Because Dr. McConarty has significant expert support in his defense, he has decided to go to trial rather than appeal Agnes' decision not to dismiss the case, Dr. McConarty's attorney John Flahive said.

State courts differ on the issue

Attorneys who represent Massachusetts physicians have varying opinions on how alarmed doctors should be over these preliminary rulings in the two cases. They find the rulings troubling but note that, for the moment, there isn't a physician uproar over them.

The two rulings are fairly fact-specific, making most experts reluctant to forecast an upcoming parade of such cases.

Nationwide, state courts that have ruled on the "special duty" doctrine as it applied to physicians are split, making it even harder to determine whether there is a trend in this area of medical liability law.

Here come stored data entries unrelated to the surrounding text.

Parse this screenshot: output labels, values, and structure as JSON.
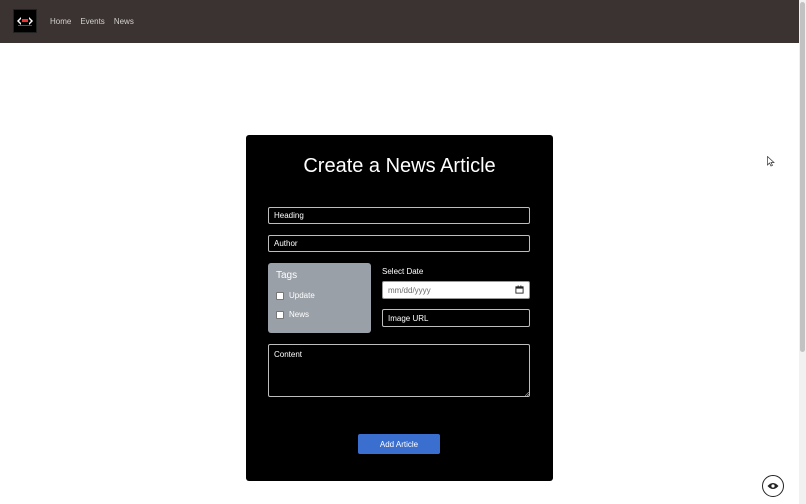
{
  "navbar": {
    "logo_icon": "site-logo-icon",
    "links": [
      "Home",
      "Events",
      "News"
    ],
    "background": "#3b3331"
  },
  "form": {
    "title": "Create a News Article",
    "heading_placeholder": "Heading",
    "author_placeholder": "Author",
    "tags": {
      "title": "Tags",
      "options": [
        "Update",
        "News"
      ]
    },
    "date_label": "Select Date",
    "date_placeholder": "mm/dd/yyyy",
    "image_url_placeholder": "Image URL",
    "content_placeholder": "Content",
    "submit_label": "Add Article",
    "accent_color": "#3a6fd0"
  },
  "icons": {
    "calendar": "calendar-icon",
    "floating": "eye-icon",
    "cursor": "mouse-cursor-icon"
  }
}
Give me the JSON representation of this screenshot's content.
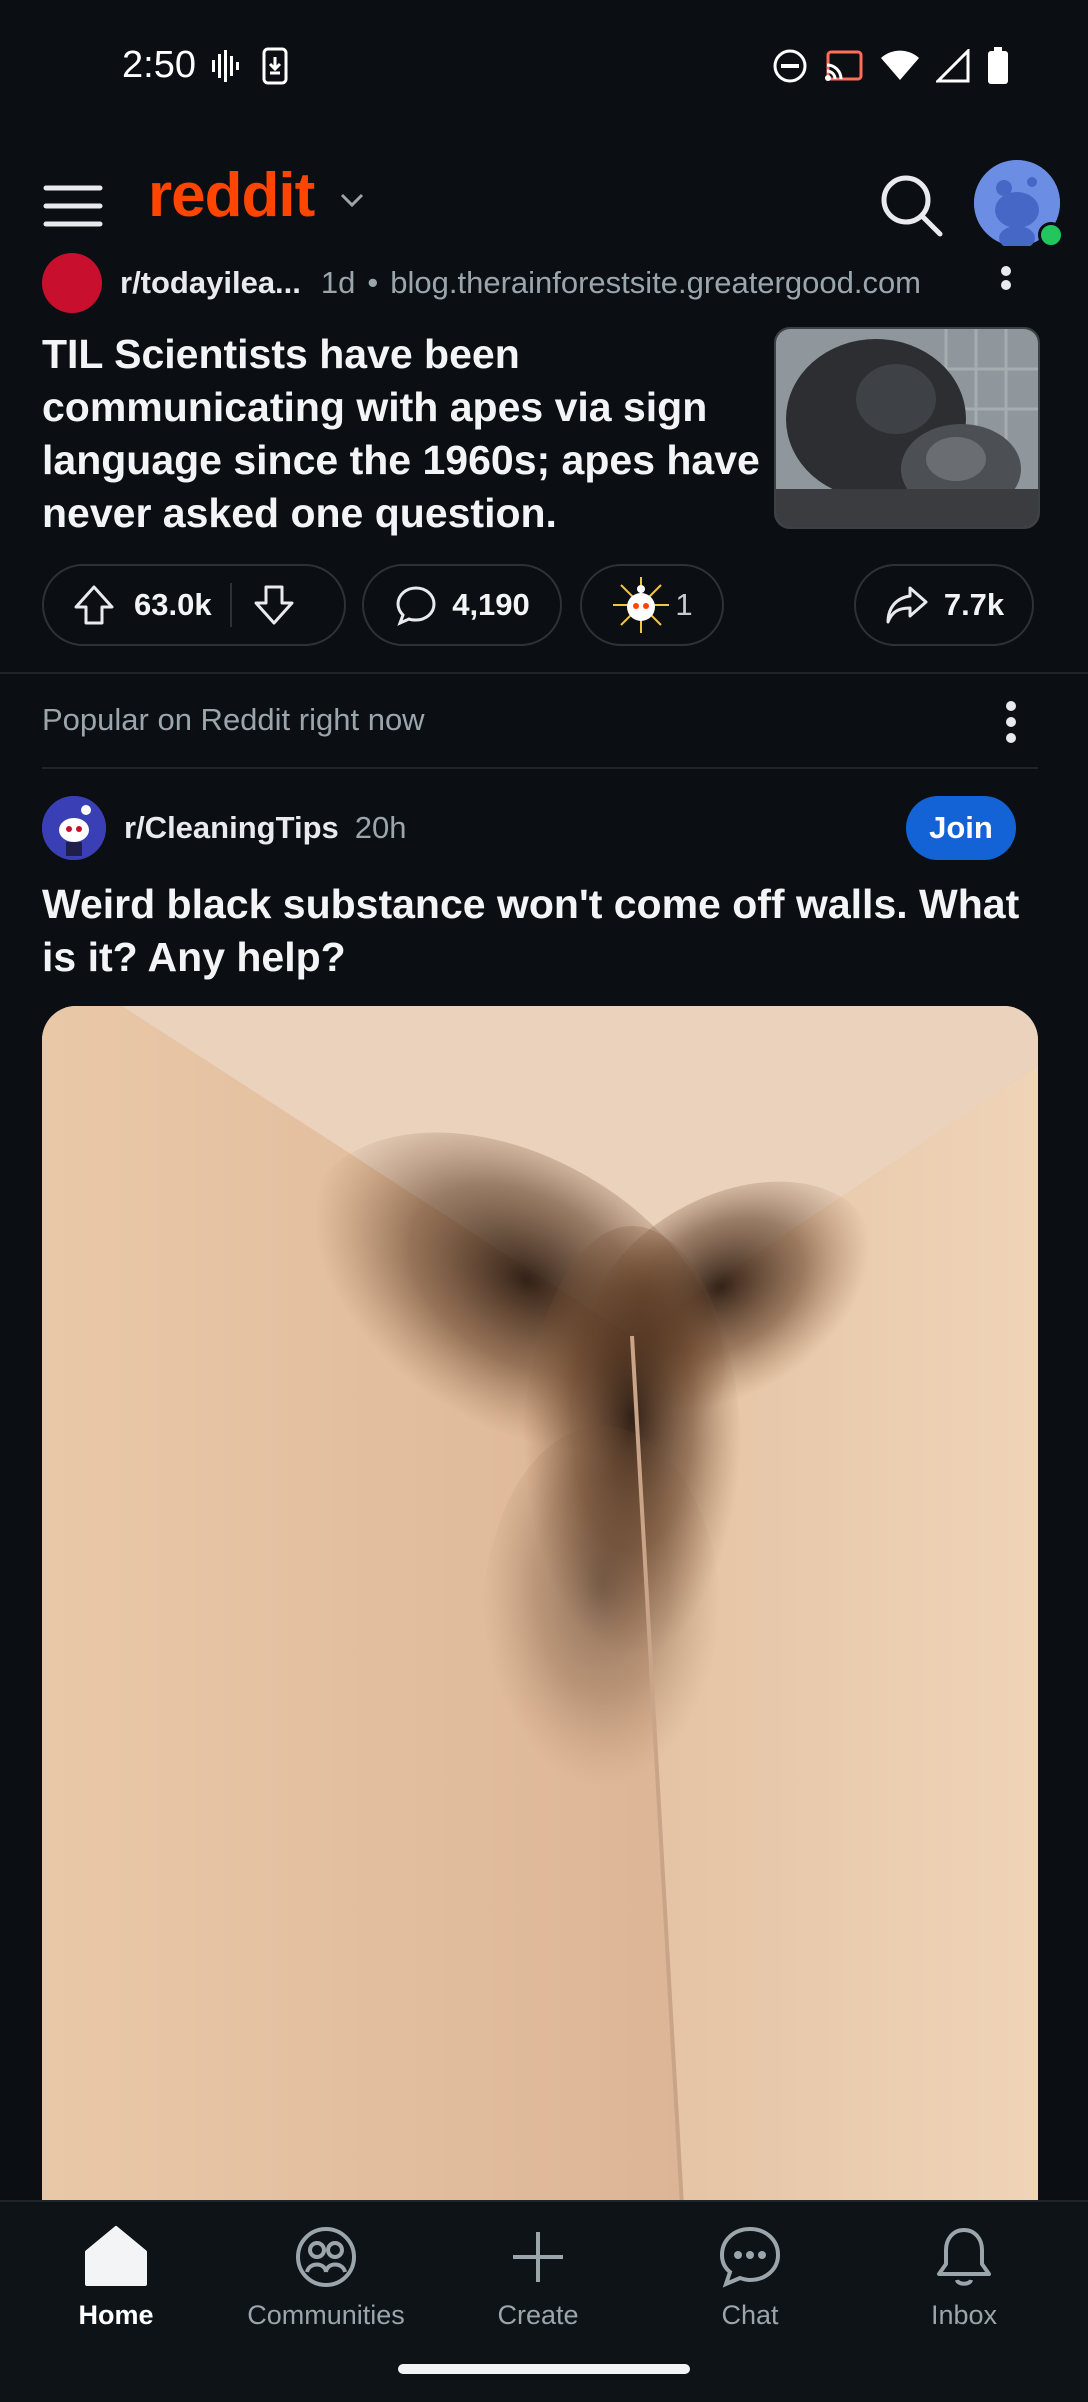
{
  "status_bar": {
    "time": "2:50"
  },
  "app_bar": {
    "logo": "reddit"
  },
  "post1": {
    "subreddit": "r/todayilea...",
    "age": "1d",
    "separator": "•",
    "domain": "blog.therainforestsite.greatergood.com",
    "title": "TIL Scientists have been communicating with apes via sign language since the 1960s; apes have never asked one question.",
    "upvotes": "63.0k",
    "comments": "4,190",
    "awards": "1",
    "shares": "7.7k"
  },
  "popular": {
    "label": "Popular on Reddit right now"
  },
  "post2": {
    "subreddit": "r/CleaningTips",
    "age": "20h",
    "join_label": "Join",
    "title": "Weird black substance won't come off walls. What is it? Any help?"
  },
  "bottom_nav": {
    "items": [
      {
        "label": "Home",
        "icon": "home-icon"
      },
      {
        "label": "Communities",
        "icon": "communities-icon"
      },
      {
        "label": "Create",
        "icon": "plus-icon"
      },
      {
        "label": "Chat",
        "icon": "chat-icon"
      },
      {
        "label": "Inbox",
        "icon": "bell-icon"
      }
    ]
  },
  "colors": {
    "brand": "#ff4500",
    "join": "#1463d6",
    "background": "#0b0f13"
  }
}
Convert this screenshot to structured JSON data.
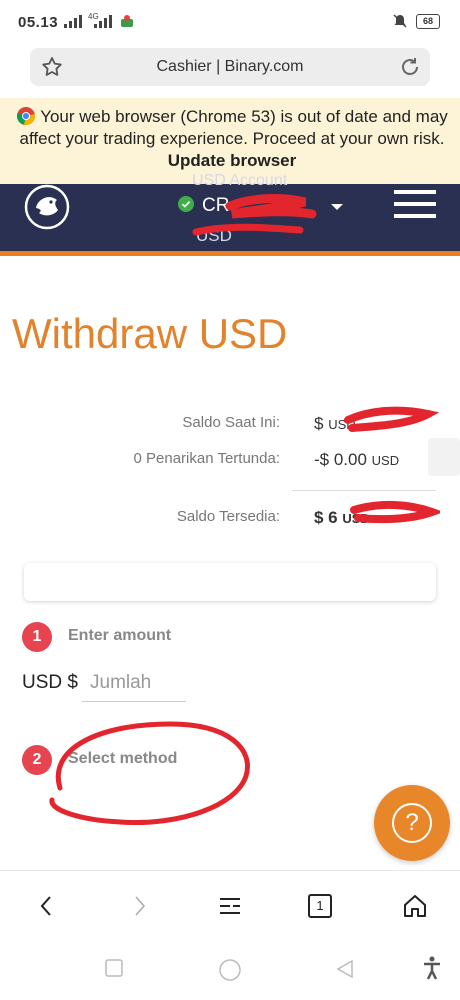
{
  "status_bar": {
    "time": "05.13",
    "network_label": "4G",
    "battery": "68"
  },
  "address_bar": {
    "title": "Cashier | Binary.com"
  },
  "warning": {
    "text": "Your web browser (Chrome 53) is out of date and may affect your trading experience. Proceed at your own risk.",
    "link": "Update browser"
  },
  "header": {
    "account_type": "USD Account",
    "account_id": "CR",
    "balance": "USD"
  },
  "page": {
    "title": "Withdraw USD",
    "summary": [
      {
        "label": "Saldo Saat Ini:",
        "value": "$",
        "currency": "USD"
      },
      {
        "label": "0 Penarikan Tertunda:",
        "value": "-$ 0.00",
        "currency": "USD"
      },
      {
        "label": "Saldo Tersedia:",
        "value": "$ 6",
        "currency": "USD"
      }
    ],
    "steps": [
      {
        "number": "1",
        "label": "Enter amount"
      },
      {
        "number": "2",
        "label": "Select method"
      }
    ],
    "currency_label": "USD $",
    "amount_placeholder": "Jumlah",
    "help_glyph": "?"
  },
  "toolbar": {
    "tabs_count": "1"
  },
  "colors": {
    "header_bg": "#2a3052",
    "accent_orange": "#e2822c",
    "step_red": "#e6454f",
    "annotation_red": "#e3262e"
  },
  "icons": [
    "star-icon",
    "reload-icon",
    "chrome-icon",
    "check-icon",
    "menu-icon",
    "help-icon",
    "back-icon",
    "forward-icon",
    "tabs-icon",
    "home-icon"
  ]
}
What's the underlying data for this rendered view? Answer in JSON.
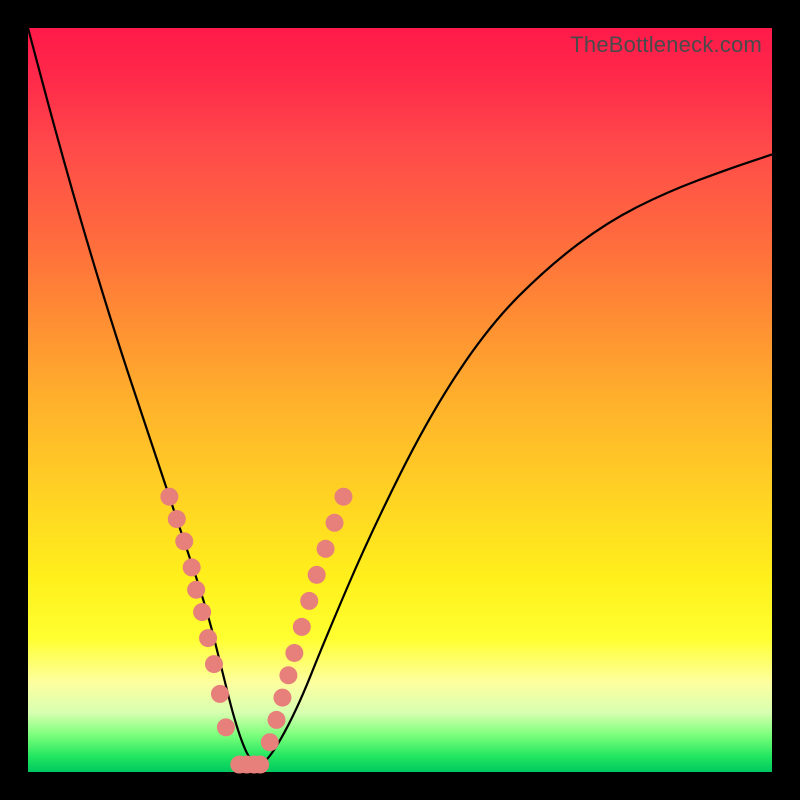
{
  "watermark": "TheBottleneck.com",
  "colors": {
    "marker": "#e77f7b",
    "curve": "#000000",
    "frame": "#000000"
  },
  "chart_data": {
    "type": "line",
    "title": "",
    "xlabel": "",
    "ylabel": "",
    "xlim": [
      0,
      100
    ],
    "ylim": [
      0,
      100
    ],
    "grid": false,
    "series": [
      {
        "name": "bottleneck-curve",
        "x": [
          0,
          4,
          8,
          12,
          16,
          20,
          24,
          26,
          28,
          30,
          32,
          36,
          40,
          46,
          54,
          62,
          70,
          78,
          86,
          94,
          100
        ],
        "y": [
          100,
          85,
          71,
          58,
          46,
          34,
          22,
          14,
          6,
          1,
          1,
          8,
          18,
          32,
          48,
          60,
          68,
          74,
          78,
          81,
          83
        ]
      }
    ],
    "annotations": {
      "left_branch_markers": {
        "x": [
          19,
          20,
          21,
          22,
          22.6,
          23.4,
          24.2,
          25,
          25.8,
          26.6
        ],
        "y": [
          37,
          34,
          31,
          27.5,
          24.5,
          21.5,
          18,
          14.5,
          10.5,
          6
        ]
      },
      "right_branch_markers": {
        "x": [
          32.5,
          33.4,
          34.2,
          35,
          35.8,
          36.8,
          37.8,
          38.8,
          40,
          41.2,
          42.4
        ],
        "y": [
          4,
          7,
          10,
          13,
          16,
          19.5,
          23,
          26.5,
          30,
          33.5,
          37
        ]
      },
      "trough_markers": {
        "x": [
          28.4,
          29.4,
          30.4,
          31.2
        ],
        "y": [
          1,
          1,
          1,
          1
        ]
      }
    }
  }
}
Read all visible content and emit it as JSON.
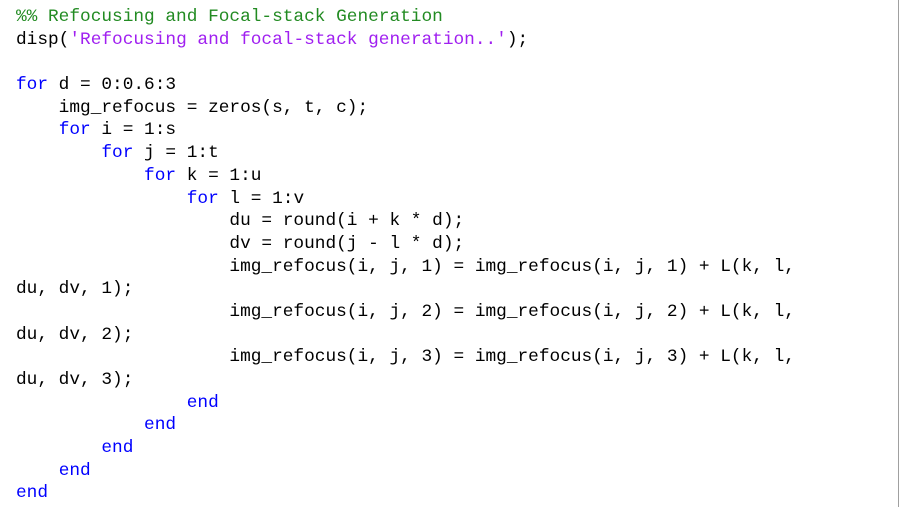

Courts in Missouri, Texas, Iowa, Kansas and Florida have refused to impose a "special relationship" duty on physicians when a patient's medical condition makes it dangerous for the patient to drive.

Courts in California, Michigan and Delaware, on the other hand, have ruled that physicians have such a duty.

There is one thing, however, on which attorneys agree. The Massachusetts rulings reinforce their most sage advice to their physician clients: "Document, document, document."

Bonnie Booth is a longtime staffer and former editor of the Professional Issues section, left the paper to study law. She wrote the "In the Courts" column during 2005-08.